Foley: Outlook on Esports Remains Strong, But Fears of Match-Fixing Abound

The Fourth annual Esports Survey Report based on the research of law firm Foley & Lardner in collaboration with Sports Business Journal (SBJ) and The Esports Observer (TEO) is in and the results promise a bullish year ahead for competitive video gaming.

Esports Outlook Remains Positive for 2022

Carried out among 430 professionals on all levels of esports, the survey indicates that investment in the sector will continue to increase, with a lot more targeted private finance trickling into the sector.

Online streaming platforms will remain the biggest driver of growth in the first half of 2022. However, along with that, there are fears that esports needs more regulation. Now, 72% of all interviews agree that esports needs an overarching governing body, with the Esports Integrity Commission (ESIC) already carrying out much of that.

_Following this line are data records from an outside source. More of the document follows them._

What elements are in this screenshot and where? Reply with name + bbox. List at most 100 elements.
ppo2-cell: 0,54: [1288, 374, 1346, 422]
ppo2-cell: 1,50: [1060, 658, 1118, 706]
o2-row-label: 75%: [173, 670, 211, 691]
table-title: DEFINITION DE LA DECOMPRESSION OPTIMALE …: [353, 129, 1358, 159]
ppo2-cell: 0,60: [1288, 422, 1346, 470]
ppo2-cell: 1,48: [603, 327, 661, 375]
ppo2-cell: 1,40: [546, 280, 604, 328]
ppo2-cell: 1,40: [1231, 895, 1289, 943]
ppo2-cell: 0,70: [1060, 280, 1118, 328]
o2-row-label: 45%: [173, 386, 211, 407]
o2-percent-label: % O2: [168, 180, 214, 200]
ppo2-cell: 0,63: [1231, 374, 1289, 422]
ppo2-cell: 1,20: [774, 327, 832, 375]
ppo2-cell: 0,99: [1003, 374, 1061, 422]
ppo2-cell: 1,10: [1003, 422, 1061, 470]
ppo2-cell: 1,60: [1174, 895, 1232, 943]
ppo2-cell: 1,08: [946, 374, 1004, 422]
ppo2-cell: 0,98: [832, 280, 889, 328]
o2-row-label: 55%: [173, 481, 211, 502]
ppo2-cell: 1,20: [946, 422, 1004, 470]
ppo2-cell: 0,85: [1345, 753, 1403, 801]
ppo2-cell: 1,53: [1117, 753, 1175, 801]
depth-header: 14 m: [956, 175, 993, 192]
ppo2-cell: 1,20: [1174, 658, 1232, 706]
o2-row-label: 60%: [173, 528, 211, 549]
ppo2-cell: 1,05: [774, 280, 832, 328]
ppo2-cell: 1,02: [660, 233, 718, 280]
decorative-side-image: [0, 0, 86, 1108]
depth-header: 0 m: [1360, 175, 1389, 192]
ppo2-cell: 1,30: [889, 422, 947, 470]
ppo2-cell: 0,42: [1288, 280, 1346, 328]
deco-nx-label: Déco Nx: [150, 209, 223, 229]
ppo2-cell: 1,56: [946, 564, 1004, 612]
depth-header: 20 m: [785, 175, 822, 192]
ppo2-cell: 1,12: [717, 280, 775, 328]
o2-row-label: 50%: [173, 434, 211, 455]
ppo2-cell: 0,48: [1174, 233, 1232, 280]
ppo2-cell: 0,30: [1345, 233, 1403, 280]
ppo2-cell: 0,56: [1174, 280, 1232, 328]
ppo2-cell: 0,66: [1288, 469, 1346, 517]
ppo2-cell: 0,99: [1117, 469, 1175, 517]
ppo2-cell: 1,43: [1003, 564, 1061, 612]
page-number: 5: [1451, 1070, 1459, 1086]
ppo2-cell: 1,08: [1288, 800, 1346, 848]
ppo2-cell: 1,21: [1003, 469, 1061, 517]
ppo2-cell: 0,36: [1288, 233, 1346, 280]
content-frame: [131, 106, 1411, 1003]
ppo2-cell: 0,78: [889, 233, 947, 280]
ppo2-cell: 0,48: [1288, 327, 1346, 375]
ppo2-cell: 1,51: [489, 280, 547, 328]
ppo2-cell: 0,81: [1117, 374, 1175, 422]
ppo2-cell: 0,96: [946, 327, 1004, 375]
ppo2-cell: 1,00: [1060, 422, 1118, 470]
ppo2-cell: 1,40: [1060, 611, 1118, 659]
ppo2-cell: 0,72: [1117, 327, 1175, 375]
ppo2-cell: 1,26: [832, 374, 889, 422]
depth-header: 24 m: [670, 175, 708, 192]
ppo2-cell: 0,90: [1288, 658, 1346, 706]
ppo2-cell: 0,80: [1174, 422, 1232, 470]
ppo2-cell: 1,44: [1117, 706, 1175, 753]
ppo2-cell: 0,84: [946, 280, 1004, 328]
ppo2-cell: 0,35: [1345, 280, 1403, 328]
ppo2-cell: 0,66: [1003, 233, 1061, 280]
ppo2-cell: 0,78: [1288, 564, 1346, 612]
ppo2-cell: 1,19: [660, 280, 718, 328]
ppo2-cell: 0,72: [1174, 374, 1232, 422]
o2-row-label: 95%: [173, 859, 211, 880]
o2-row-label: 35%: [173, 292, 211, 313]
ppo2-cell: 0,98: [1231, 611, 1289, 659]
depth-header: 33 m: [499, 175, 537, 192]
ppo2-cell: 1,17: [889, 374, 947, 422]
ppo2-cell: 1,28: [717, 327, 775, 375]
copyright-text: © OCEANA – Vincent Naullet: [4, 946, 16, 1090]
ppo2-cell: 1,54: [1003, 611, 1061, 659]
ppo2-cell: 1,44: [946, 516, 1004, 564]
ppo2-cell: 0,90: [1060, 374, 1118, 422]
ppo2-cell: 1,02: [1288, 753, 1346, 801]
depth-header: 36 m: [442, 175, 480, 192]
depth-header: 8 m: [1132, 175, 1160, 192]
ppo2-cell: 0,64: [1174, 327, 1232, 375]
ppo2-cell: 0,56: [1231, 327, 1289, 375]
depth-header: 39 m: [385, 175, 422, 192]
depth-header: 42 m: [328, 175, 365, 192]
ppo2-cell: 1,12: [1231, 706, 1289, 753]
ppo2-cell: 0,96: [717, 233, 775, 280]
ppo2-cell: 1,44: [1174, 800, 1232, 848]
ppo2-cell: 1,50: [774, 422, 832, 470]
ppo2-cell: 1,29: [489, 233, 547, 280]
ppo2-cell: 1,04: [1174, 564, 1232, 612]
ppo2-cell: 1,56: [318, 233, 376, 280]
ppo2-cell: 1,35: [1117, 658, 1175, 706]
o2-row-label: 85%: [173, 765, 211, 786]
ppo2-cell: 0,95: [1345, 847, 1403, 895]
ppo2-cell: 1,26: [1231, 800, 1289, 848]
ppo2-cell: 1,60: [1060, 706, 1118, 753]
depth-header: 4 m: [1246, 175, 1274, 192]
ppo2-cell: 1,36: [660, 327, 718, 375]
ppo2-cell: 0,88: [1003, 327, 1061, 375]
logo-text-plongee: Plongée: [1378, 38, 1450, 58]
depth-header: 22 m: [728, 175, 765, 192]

This is particularly true in the context of increasing esports betting activity worldwide. Parimatch, a European and CIS region esports betting agency, reported that it took four million bets in 2021 on Team Spirit, one of its main partners, alone.

As the esports betting market increases, though, concerns swirl about more match-fixers getting involved. This comes in the global context of more jurisdictions giving an official go-ahead to esports, with the United States currently opening up its legal market.

Esports though has one specific advantage over traditional sports betting markets and that is the fact that it’s run on computers. Because of that, machine learning solutions may be used to study individual games and create better odds and pricing algorithms.

At the same time, there is a spike in the active esports audiences who are either sworn fans or casual viewers. However, the threat of dodgy practices persists. In 2021, the Esports Integrity Commission was forced to carry out a number of enforcement actions.

Foley’s survey addressed those concerns, which cited that half of the respondents believed there was a lack of an inherent system to allow for the proper monitoring and fraud detection of such practices.

Too Many Chefs in the Esports Kitchen

In fact, the lack of a regulating body was the main fear that respondents cited when arguing what could stifle the growth of esports growth. Interestingly, only 16% said that esports does not need an overarching body, which is significantly down from the 40% in 2020.

The survey cited a number of organizations that have attempted to become just that, with the International Esports Federation, the Asian Electronic Sports Federation, the Global Esports Federation, and the World Esports Association breeding nothing but skepticism and confusion in the end.

The 2020 survey cited a general lack of awareness of esports betting products, but the latest edition argued that this has much approved. The good news is that not all is bleak and esports does in fact have a robust culture of spotting underhand practices

Even though fraud detection solutions are not fully available, some outliers such as Sportradar are marking sure to target the esports market. Overall, there has been a strong push by law enforcement to maintain esports clear of crime.

Australian and US authorities have taken legal action against match-fixers, and players and organizations who attempt to fix games are no longer just facing public shaming. They are liable to serious criminal penalties as established by a court of law.

With the prize pools and interest in esports growing incessantly, more oversight on esports betting is always welcome.